Ordinary of the Mass
Mass Text - Latin
Mass Text - English
In the Night Office, Pope Leo the Great told us:
“The Ascension of Christ is exaltation for us,
and where the the glory of the Head of the Church has gone,
there is the hope that the body of the Church will be called on to follow.”
In his first epistle to the Corinthians
(the fifteenth chapter), Saint Paul discusses the reality of our Lord’s
resurrection.
Christ died for our sins according to the Scriptures; and …He was
buried; and … He rose again on the third day, according to the
scriptures; and … He appeared to Cephas, and after that to the
Eleven. Then He was seen by more than five hundred brethren at one
time, many of whom are with us still, but some have fallen asleep.
For by a man came death, and by a man the resurrection of the dead.
And as in Adam all die, so also in Christ all shall be made alive.
It is because of the sacrificial death
and the Resurrection of Jesus Christ that we have hope of our own resurrection
from the dead. Today, we come to understand that this resurrection of ours will
be more than the conquering of earthly death. The resurrection will not simply
return us to to the physical life we had before death, but rather, as in His
Ascension, Jesus “was lifted up into heaven, so that He might make us partakers
of His Godhead.”
Jesus did not lose His human nature when He was taken up to Heaven. Pope Leo
went on to say that the humanity of Jesus Christ ascended to the very throne of
God the Father Himself, and that in the Person of Jesus, our humanity can be
said already to dwell far above all other created beings—including, even, the
Angels and the Archangels:
It [human nature] takes Its seat at the right hand of the Eternal
Father, Sharer of His throne, and Partaker of His glory, and still
of the very human nature which the Son has taken upon Himself.
In this we see our own destiny.
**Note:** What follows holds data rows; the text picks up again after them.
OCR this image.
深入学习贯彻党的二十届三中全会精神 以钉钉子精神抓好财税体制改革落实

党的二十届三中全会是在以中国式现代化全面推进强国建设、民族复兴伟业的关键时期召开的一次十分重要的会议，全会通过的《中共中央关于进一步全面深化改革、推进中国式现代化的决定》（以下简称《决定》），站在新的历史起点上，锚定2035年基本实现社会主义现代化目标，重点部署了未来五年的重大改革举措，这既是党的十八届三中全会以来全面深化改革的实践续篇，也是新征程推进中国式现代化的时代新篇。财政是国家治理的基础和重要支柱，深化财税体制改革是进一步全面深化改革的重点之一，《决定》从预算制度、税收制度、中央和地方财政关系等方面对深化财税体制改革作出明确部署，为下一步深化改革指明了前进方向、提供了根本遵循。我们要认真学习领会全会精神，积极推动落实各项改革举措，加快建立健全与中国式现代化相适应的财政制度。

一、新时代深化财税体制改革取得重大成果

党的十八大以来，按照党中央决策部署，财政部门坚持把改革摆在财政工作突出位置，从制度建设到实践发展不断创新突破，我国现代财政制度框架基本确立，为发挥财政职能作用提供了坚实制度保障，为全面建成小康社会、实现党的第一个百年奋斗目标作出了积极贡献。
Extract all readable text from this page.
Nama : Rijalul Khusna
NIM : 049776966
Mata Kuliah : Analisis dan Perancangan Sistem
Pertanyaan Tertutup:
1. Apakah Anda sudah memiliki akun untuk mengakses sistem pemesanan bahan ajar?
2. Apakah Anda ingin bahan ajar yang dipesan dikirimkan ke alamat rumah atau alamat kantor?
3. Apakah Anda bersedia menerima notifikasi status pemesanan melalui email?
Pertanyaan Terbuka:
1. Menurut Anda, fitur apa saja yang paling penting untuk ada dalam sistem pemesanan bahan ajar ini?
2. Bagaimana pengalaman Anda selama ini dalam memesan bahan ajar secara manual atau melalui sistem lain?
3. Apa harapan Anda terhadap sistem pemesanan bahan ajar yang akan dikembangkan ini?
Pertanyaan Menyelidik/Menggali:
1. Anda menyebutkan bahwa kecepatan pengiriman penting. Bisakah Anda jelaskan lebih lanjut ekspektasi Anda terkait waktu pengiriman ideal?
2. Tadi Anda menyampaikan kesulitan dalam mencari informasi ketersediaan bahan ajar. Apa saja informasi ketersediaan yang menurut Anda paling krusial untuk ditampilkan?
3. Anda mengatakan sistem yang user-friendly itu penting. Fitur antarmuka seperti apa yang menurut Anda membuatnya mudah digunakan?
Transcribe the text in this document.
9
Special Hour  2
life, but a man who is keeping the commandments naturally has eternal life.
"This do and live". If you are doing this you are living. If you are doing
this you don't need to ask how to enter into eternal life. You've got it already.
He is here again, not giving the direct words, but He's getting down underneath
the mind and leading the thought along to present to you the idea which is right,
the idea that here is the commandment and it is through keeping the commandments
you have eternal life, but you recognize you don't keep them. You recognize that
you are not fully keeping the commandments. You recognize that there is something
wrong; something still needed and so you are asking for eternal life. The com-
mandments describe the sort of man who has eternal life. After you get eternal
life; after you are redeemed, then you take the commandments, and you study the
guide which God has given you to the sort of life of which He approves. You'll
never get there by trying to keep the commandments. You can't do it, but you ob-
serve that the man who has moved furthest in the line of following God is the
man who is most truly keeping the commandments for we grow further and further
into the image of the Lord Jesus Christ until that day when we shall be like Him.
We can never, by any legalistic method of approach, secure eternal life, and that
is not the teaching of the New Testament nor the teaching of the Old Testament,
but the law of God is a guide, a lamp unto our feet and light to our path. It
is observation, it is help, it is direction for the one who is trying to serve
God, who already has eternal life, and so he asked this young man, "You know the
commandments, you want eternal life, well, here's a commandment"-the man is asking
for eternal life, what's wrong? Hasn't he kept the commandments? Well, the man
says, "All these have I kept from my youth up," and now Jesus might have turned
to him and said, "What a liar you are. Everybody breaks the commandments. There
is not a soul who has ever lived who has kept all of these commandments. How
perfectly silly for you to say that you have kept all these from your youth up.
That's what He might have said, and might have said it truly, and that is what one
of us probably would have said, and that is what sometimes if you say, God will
Human
nature has been exalted above all nature, and Christ has—in advance—joined us to
Himself and to His Father.
If there could be any question, we have
also seen the divine plan in the bodily Assumption of the Blessed Virgin Mary.
The saintly Pope Pius XII was to declare that
...
the Immaculate Mother of God, the ever Virgin Mary, having completed
the course of her earthly life, was assumed body and soul into
heavenly glory.
Mary, of course, was predestined to this
early coronation as Queen of Heaven by virtue of her Immaculate Conception.
From all eternity God knew that Mary would be the specific woman whom He would
place at enmities with the devil, whose foot would crush the head of the
serpent.
From eternity, Mary was the sinless Virgin—Queen Mother to Christ the King.
Given Mary’s role in God’s plan, her bodily assumption seems to go without
saying.
We have no such eternal guarantee. None
of us is sinless like the Blessed Virgin. Not only were we born in original
sin, but we have all personally chosen to disobey God’s Will an uncountable
number of times.
Nonetheless, the events of the past
forty-odd days have demonstrated God’s desire to redeem us from our sins. Our
Lord suffered and died for us on the Cross, He rose from the dead, and on this
day took our human nature to the heights of Heaven. During those same forty-odd
days He gave us the Instruments by which we are to join Him and His holy mother
in heaven—His Holy Sacraments. On the very night before His death, He gave us
body and blood to nourish the graces of our baptismal innocence. On the night
of His resurrection, He gave His priests the power to forgive the sins of the
contrite. And on this very day of His Ascension, He commanded them to “teach
all nations; baptizing them in the name of the Father, and of the Son, and of
the Holy Ghost. Teaching them to observe all I have commanded you.”
We have the instruments! It remains for
us to work diligently in their use: frequent Confession and Communion, coupled
with the will to do all He has commanded us. Prayer to the Blessed Virgin,
already at His side.
If we make diligent use of these tools,
we can say together with Pope Leo the Great:
“The Ascension of
Christ is exaltation for us,
and where the glory of the Head of the Church has gone,
there is the hope that the body of the Church will be called on to follow.”